If a second tie occurs, it necessitates postponing the election, according to presiding magistrate Lucia Elishi.
The deadlock disrupted the anticipated mayoral appointment of Swakopmund Residents Association (SRA) representative Matthias Henrichsen.
According to a prior agreement, the town council coalition, which includes the SRA, the Independent Patriots for Change (IPC), and the Landless People’s Movement (LPM), has nominated Henrichsen for 2024.
The agreement, signed last week by the SRA and IPC, emerged after the 2020 local authority elections.
The coalition comprises six members: three from the IPC, two from the SRA, and one from the LPM.
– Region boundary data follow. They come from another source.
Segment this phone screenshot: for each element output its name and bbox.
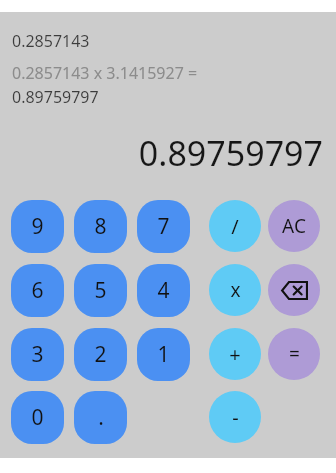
staticText: x — [230, 277, 241, 303]
staticText: 9 — [31, 212, 44, 241]
button[interactable]: 9 — [11, 200, 64, 253]
button[interactable]: 8 — [74, 200, 127, 253]
staticText: AC — [282, 213, 306, 239]
staticText: - — [232, 404, 239, 431]
staticText: 0.2857143 — [12, 30, 90, 52]
staticText: 5 — [94, 276, 107, 305]
staticText: 2 — [94, 340, 107, 369]
button[interactable]: . — [74, 391, 127, 444]
staticText: = — [289, 341, 300, 367]
button[interactable]: Add — [209, 328, 261, 380]
button[interactable]: Backspace — [268, 264, 320, 316]
button[interactable]: Equals — [268, 328, 320, 380]
button[interactable]: Divide — [209, 200, 261, 252]
staticText: 7 — [157, 212, 170, 241]
button[interactable]: 1 — [137, 328, 190, 381]
staticText: 0.89759797 — [12, 86, 99, 108]
staticText: + — [229, 341, 241, 368]
staticText: 8 — [94, 212, 107, 241]
staticText: . — [98, 403, 104, 432]
staticText: 0 — [31, 403, 44, 432]
button[interactable]: 6 — [11, 264, 64, 317]
button[interactable]: 5 — [74, 264, 127, 317]
staticText: / — [231, 213, 239, 240]
button[interactable]: 2 — [74, 328, 127, 381]
button[interactable]: 4 — [137, 264, 190, 317]
button[interactable]: Subtract — [209, 391, 261, 443]
staticText: 1 — [157, 340, 170, 369]
button[interactable]: Multiply — [209, 264, 261, 316]
button[interactable]: 3 — [11, 328, 64, 381]
staticText: 0.89759797 — [0, 130, 323, 176]
staticText: 6 — [31, 276, 44, 305]
button[interactable]: 7 — [137, 200, 190, 253]
staticText: 0.2857143 x 3.1415927 = — [12, 62, 198, 84]
button[interactable]: 0 — [11, 391, 64, 444]
staticText: 4 — [157, 276, 170, 305]
button[interactable]: All clear — [268, 200, 320, 252]
staticText: 3 — [31, 340, 44, 369]
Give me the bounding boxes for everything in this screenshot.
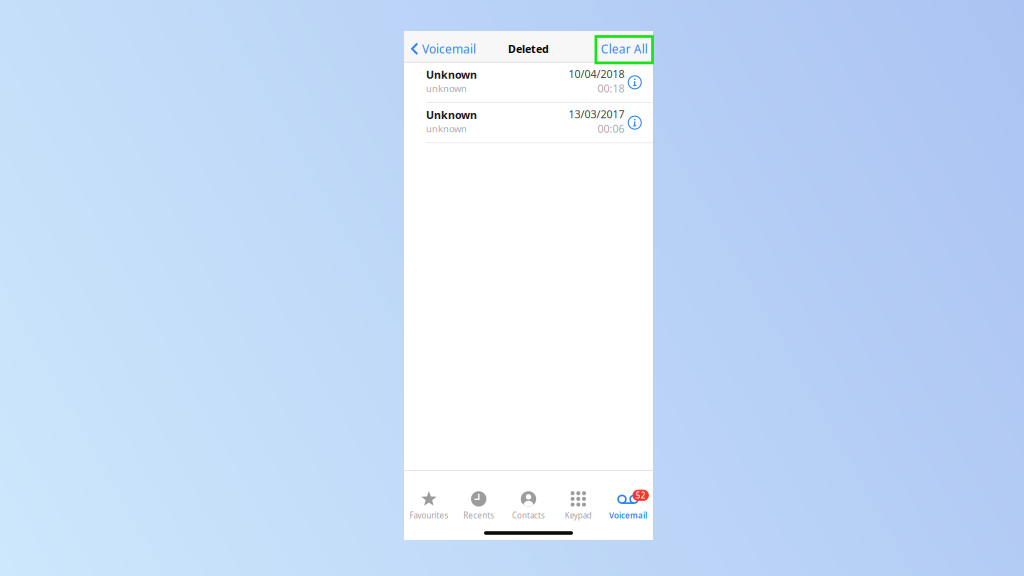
staticText: unknown (426, 122, 467, 135)
staticText: 13/03/2017 (568, 107, 624, 121)
button[interactable]: More info (624, 103, 645, 142)
staticText: Unknown (426, 108, 477, 122)
button[interactable]: Voicemail (404, 31, 482, 63)
staticText: Keypad (565, 510, 592, 521)
staticText: Voicemail (609, 510, 647, 521)
button[interactable]: Clear All (596, 34, 653, 60)
staticText: Recents (463, 510, 494, 521)
staticText: Favourites (409, 510, 448, 521)
staticText: 00:18 (598, 81, 624, 96)
button[interactable]: Contacts (504, 471, 553, 523)
button[interactable]: More info (624, 63, 645, 102)
staticText: unknown (426, 82, 467, 94)
staticText: Contacts (512, 510, 545, 521)
staticText: Voicemail (422, 41, 476, 57)
button[interactable]: Unknown (404, 63, 624, 102)
staticText: 10/04/2018 (568, 67, 624, 81)
button[interactable]: 52 (603, 471, 653, 523)
button[interactable]: Favourites (404, 471, 454, 523)
staticText: 00:06 (598, 122, 624, 136)
staticText: Deleted (508, 42, 549, 56)
staticText: 52 (636, 490, 646, 501)
staticText: Clear All (601, 41, 648, 57)
button[interactable]: Recents (454, 471, 504, 523)
button[interactable]: Keypad (553, 471, 603, 523)
button[interactable]: Unknown (404, 103, 624, 142)
staticText: Unknown (426, 68, 477, 82)
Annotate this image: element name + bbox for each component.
This arrangement was to allow a proportional sharing of the mayoral role, with the IPC holding it for three years, followed by one year each for the SRA and the LPM.
Dina Namubes of the IPC, having served for the past three years, was expected to pass the chain to Henrichsen.
Subsequently, in 2025, LPM council member Blasius Goraseb was slated to assume the role.
Before the election, SRA chairperson John Hopkins expressed optimism about the coalition’s potential to set a collaborative example for other Namibian towns.
“We look forward to continue working together and being an example to other towns in Namibia if we can try and put our differences aside and work together for the benefit of the whole community,” he said.
However, the plan hit a snag when only eight of the 10 council members attended the election.
The nominations for mayor led to a tie between Henrichsen and Namubes, with each receiving three votes and two ‘no’ votes.
Elishi conducted a tiebreaker vote, which resulted in another tie.
Consequently, Elishi announced the postponement of the election to a future date.
SRA councillor and chairman of the management committee Wilfried Groenewald expressed disappointment and indicated a need for further deliberations.
“Not sure when the next election will be,” he said.
Goraseb lauded the past three years of coalition efficacy, noting significant community-focused changes at Swakopmund.
IPC regional chairperson Aloysius Kangulu declined to discuss specifics, emphasising confidentiality on central issues.